AFL-CIO SPLIT IMMINENT

Saturday, the United Farmworkers announced that they're joining the Change to Win Coalition. Yesterday SEIU, UNITE HERE, the Teamsters, and the UFCW voted to boycott the AFL-CIO's convention which began this morning. Today, several sources are reporting that after failed last-minute negotiations, SEIU and the Teamsters, at a minimum, are on the verge of announcing a split from the federation. What other Change to Win Coalition members will do remains unclear - the UFCW seems closest to following, while the Laborers, who are attending this week's convention, seem the least likely.

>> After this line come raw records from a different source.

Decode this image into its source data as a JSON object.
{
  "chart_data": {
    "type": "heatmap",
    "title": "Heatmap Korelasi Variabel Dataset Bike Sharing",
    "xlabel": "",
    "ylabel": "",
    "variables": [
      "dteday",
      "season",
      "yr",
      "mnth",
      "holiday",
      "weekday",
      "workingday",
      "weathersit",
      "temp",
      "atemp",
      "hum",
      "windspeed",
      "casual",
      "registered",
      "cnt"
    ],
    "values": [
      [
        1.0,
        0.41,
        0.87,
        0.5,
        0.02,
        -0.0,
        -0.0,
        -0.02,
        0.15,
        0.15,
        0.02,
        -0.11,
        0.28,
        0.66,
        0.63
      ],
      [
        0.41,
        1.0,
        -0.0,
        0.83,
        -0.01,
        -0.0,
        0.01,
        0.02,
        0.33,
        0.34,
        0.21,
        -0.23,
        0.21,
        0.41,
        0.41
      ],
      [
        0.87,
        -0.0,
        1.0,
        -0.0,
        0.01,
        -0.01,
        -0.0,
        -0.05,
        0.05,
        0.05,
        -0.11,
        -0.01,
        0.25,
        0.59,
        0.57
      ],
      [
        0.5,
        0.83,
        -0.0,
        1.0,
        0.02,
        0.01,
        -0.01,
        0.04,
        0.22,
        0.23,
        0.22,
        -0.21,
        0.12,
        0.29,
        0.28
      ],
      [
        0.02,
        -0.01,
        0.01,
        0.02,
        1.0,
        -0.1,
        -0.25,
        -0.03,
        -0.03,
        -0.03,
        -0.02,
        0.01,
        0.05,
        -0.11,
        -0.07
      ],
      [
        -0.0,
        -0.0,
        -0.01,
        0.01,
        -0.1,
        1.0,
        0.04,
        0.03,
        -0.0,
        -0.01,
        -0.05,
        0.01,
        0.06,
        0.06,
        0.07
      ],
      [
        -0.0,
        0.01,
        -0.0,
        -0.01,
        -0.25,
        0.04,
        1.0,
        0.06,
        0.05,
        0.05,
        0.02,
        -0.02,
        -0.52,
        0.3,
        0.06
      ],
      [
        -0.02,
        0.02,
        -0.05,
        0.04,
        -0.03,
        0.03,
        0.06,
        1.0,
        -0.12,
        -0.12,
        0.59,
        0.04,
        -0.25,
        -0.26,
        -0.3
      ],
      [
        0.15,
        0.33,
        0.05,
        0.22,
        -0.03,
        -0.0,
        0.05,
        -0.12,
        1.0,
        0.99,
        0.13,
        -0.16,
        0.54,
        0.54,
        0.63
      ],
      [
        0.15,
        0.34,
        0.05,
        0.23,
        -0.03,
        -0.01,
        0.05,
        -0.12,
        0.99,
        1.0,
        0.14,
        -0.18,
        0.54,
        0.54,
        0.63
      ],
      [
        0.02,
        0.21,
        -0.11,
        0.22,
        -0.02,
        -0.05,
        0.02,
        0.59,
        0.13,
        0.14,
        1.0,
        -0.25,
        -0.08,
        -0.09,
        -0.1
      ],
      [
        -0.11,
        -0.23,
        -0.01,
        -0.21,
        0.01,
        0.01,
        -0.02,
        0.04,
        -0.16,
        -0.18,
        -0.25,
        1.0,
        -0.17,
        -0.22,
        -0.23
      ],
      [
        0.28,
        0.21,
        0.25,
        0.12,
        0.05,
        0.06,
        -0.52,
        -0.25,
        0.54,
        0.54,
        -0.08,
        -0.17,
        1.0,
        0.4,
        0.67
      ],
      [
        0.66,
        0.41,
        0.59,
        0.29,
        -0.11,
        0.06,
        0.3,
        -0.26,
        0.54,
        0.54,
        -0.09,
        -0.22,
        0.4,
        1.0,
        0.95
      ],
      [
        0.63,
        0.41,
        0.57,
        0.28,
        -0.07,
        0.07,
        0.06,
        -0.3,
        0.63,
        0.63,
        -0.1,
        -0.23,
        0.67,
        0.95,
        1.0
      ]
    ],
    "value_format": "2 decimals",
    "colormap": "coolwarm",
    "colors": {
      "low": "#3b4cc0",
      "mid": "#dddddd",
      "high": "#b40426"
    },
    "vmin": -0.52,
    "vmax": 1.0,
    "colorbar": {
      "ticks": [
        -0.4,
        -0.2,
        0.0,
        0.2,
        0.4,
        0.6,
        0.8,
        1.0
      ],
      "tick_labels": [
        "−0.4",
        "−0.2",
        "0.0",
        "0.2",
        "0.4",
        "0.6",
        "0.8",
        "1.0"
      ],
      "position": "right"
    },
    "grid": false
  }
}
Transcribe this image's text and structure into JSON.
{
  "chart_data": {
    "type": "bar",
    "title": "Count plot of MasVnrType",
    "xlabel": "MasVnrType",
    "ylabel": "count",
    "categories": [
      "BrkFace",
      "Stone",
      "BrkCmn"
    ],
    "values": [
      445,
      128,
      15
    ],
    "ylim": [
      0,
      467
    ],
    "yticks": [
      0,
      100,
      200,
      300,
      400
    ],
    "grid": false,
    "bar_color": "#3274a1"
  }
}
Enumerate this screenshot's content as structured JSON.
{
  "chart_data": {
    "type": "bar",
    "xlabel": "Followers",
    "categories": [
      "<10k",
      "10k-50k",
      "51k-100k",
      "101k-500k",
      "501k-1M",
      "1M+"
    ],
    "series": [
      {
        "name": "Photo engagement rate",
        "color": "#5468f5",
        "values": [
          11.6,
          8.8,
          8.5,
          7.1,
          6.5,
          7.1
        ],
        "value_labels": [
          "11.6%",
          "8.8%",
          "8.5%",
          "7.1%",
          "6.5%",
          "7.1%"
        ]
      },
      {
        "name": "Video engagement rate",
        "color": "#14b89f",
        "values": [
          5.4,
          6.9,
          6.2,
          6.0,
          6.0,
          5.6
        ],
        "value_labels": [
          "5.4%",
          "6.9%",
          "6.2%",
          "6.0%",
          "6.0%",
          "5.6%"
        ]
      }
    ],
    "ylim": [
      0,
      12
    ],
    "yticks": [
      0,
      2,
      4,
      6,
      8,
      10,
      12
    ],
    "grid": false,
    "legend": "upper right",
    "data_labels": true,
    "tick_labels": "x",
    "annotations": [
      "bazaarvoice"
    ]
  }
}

The Change to Win Coalition has a compelling vision based on strategies which unions like SEIU and UNITE HERE have used effectively to broaden the labor movement and increase its efficacy at a time when the story for the movement has too often been one of dashed hopes and diminished returns. There's good reason to be concerned that a split could divert resources into unnecessary competition. But in the face of a uniquely hostile government and economy and a series of costly failures, I think there's even more reason to hope that a split can reinvigorate the movement by spurring both groups to more effective organizing and more importantly, by making it possible to apply a winning model on more of the fronts where we need desperately to win. One of the Key choices now facing John Sweeney is whether to encourage, or at least condone, cooperation where possible between two federations. His message to Central Labor Councils hasn't been encouraging on this front. Neither is this:
Before 2,000 Sweeney supporters, Linda Chavez-Thompson, Mr. Sweeney's running mate for executive vice president, laid into several entities that she said had sought to weaken labor - the Bush administration, the United States Chamber of Commerce, Wal-Mart - and then she surprised her audience by adding, "the Change to Win Coalition."